I knew then having a look at this year’s Cup wasn’t going to be fun but I was reminded it could be worse when I overheard the child of a recent “A lister” asking its mother as a well know identity walked by: “what’s he supposed to be?”
So off I went – by train to Flemington. And I stupidly thought a visit to the Birdcage and a reconnoitre of the Emirates, SAAB, Moet et al obscenities would be a trip down memory lane. Hello! I must admit the private party going on in the Birdcage was full of, in the main, people like us, as our mothers used to say.
The ranks are thinning though – where are the town and country types of yesteryear? Sure, I waved to Red and Sonia, saw Roz and Sally and Andrew and Penne and some of the die-hards. Don’t tell anyone but I did see a few from Brighton and thought – things have sure have changed. Brighton. Oh dear.

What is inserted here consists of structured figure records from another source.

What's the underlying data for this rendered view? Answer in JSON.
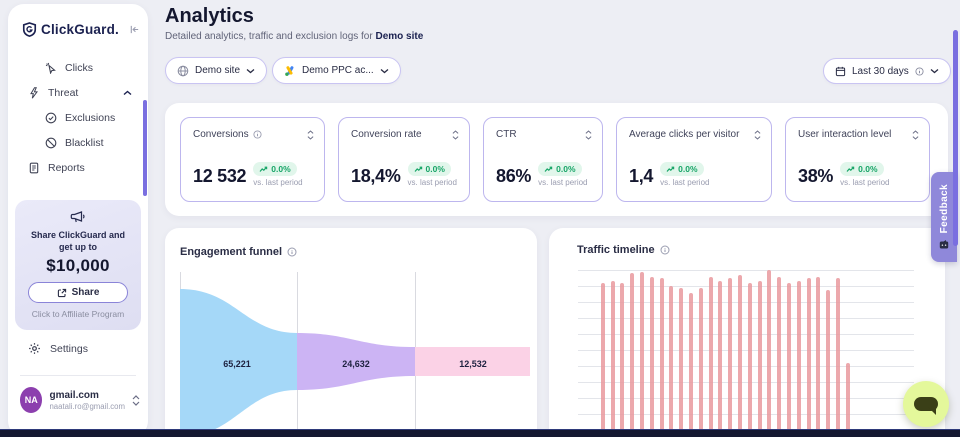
{
  "sidebar": {
    "logo_text": "ClickGuard.",
    "nav": [
      {
        "label": "Clicks",
        "icon": "clicks-icon"
      },
      {
        "label": "Threat",
        "icon": "threat-icon",
        "expanded": true
      },
      {
        "label": "Exclusions",
        "icon": "exclusions-icon"
      },
      {
        "label": "Blacklist",
        "icon": "blacklist-icon"
      },
      {
        "label": "Reports",
        "icon": "reports-icon"
      }
    ],
    "promo": {
      "line1": "Share ClickGuard and",
      "line2": "get up to",
      "amount": "$10,000",
      "share_label": "Share",
      "caption": "Click to Affiliate Program"
    },
    "settings_label": "Settings",
    "account": {
      "initials": "NA",
      "name": "gmail.com",
      "email": "naatali.ro@gmail.com"
    }
  },
  "header": {
    "title": "Analytics",
    "subtitle": "Detailed analytics, traffic and exclusion logs for",
    "subtitle_site": "Demo site",
    "site_filter": "Demo site",
    "ppc_filter": "Demo PPC ac...",
    "date_filter": "Last 30 days"
  },
  "kpis": [
    {
      "label": "Conversions",
      "value": "12 532",
      "change": "0.0%",
      "sub": "vs. last period",
      "has_info": true
    },
    {
      "label": "Conversion rate",
      "value": "18,4%",
      "change": "0.0%",
      "sub": "vs. last period"
    },
    {
      "label": "CTR",
      "value": "86%",
      "change": "0.0%",
      "sub": "vs. last period"
    },
    {
      "label": "Average clicks per visitor",
      "value": "1,4",
      "change": "0.0%",
      "sub": "vs. last period"
    },
    {
      "label": "User interaction level",
      "value": "38%",
      "change": "0.0%",
      "sub": "vs. last period"
    }
  ],
  "feedback_label": "Feedback",
  "colors": {
    "accent_purple": "#6c5ce7",
    "scrollbar_purple": "#7a6fe0",
    "badge_green": "#17a567",
    "badge_green_bg": "#e1f6eb",
    "feedback_tab": "#8f88da",
    "chat_bubble": "#e4f89b",
    "navy_text": "#14172f"
  },
  "chart_data": [
    {
      "type": "funnel",
      "title": "Engagement funnel",
      "stages": [
        {
          "label": "65,221",
          "value": 65221,
          "color": "#a5d8f8"
        },
        {
          "label": "24,632",
          "value": 24632,
          "color": "#ccb4f4"
        },
        {
          "label": "12,532",
          "value": 12532,
          "color": "#fbd2e6"
        }
      ],
      "layout": "left-to-right tapering funnel with vertical stage dividers"
    },
    {
      "type": "bar",
      "title": "Traffic timeline",
      "color": "#e9999d",
      "note": "axis tick labels cut off at viewport bottom; values are relative visible bar heights 0-1",
      "values": [
        0.024,
        0.92,
        0.93,
        0.92,
        0.98,
        0.99,
        0.96,
        0.95,
        0.9,
        0.89,
        0.86,
        0.89,
        0.96,
        0.93,
        0.95,
        0.97,
        0.92,
        0.93,
        1.0,
        0.96,
        0.92,
        0.93,
        0.95,
        0.96,
        0.88,
        0.95,
        0.43
      ],
      "grid": true
    }
  ]
}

In one of my better Mode columns I raised the ire of many when I reported I had actually crossed that great social divide called Dandenong Road and accepted a dinner invitation from a Brighton couple – I’d broken the habit of a lifetime and got into trouble from our own people, as our Mothers would say, and never did it again, even if it did mean not seeing Coral Knowles.
I didn’t have to – today’s “A list” seems to be overflowing with people from Brighton or people who behave as though that’s where they are from. Why is it that today’s “A lister” arrives at parties with a hairdresser and drug dealer in tow and why do the women feel it’s necessary to have most of their mammary glands on show?

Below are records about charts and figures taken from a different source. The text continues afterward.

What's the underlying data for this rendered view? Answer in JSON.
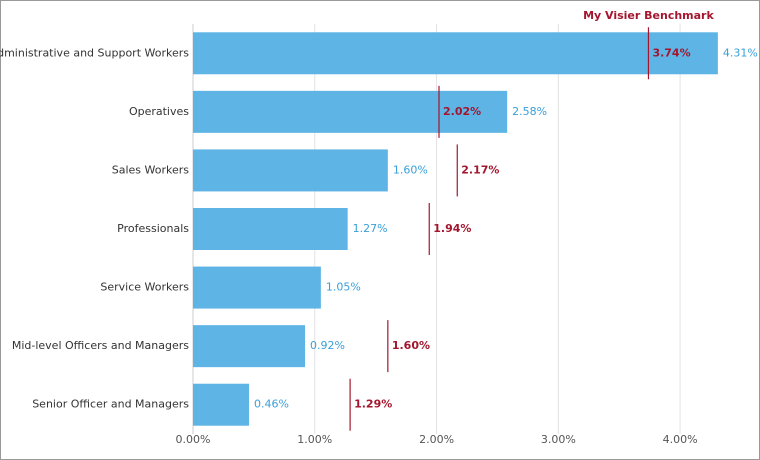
{
  "chart_data": {
    "type": "bar",
    "orientation": "horizontal",
    "categories": [
      "Administrative and Support Workers",
      "Operatives",
      "Sales Workers",
      "Professionals",
      "Service Workers",
      "Mid-level Officers and Managers",
      "Senior Officer and Managers"
    ],
    "values": [
      4.31,
      2.58,
      1.6,
      1.27,
      1.05,
      0.92,
      0.46
    ],
    "value_labels": [
      "4.31%",
      "2.58%",
      "1.60%",
      "1.27%",
      "1.05%",
      "0.92%",
      "0.46%"
    ],
    "color": "#5db4e5",
    "label_color": "#3a9fd9",
    "benchmark": {
      "name": "My Visier Benchmark",
      "values": [
        3.74,
        2.02,
        2.17,
        1.94,
        null,
        1.6,
        1.29
      ],
      "value_labels": [
        "3.74%",
        "2.02%",
        "2.17%",
        "1.94%",
        null,
        "1.60%",
        "1.29%"
      ],
      "color": "#a3162e"
    },
    "xlim": [
      0,
      4.5
    ],
    "xticks": [
      {
        "value": 0,
        "label": "0.00%"
      },
      {
        "value": 1,
        "label": "1.00%"
      },
      {
        "value": 2,
        "label": "2.00%"
      },
      {
        "value": 3,
        "label": "3.00%"
      },
      {
        "value": 4,
        "label": "4.00%"
      }
    ],
    "grid": true
  }
}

The women I once wrote about as a rule never behaved in such a way, and those who did – usually the Brighton girls – ended up in the bush with the photographer. And in those days the blokes didn’t appear in jeans with holes in the knees and they didn’t wear them so low over the waist that their happy trails showed; they sure didn’t wear thongs and as a rule didn’t highlight their eyes with shadow or their lips with gloss – well not obviously anyway – and one big no-no was an overload of bling – except of course if he was from Brighton.
Oh well, everything old is new again; we hope. Watch this space next year and we’ll see if things have changed.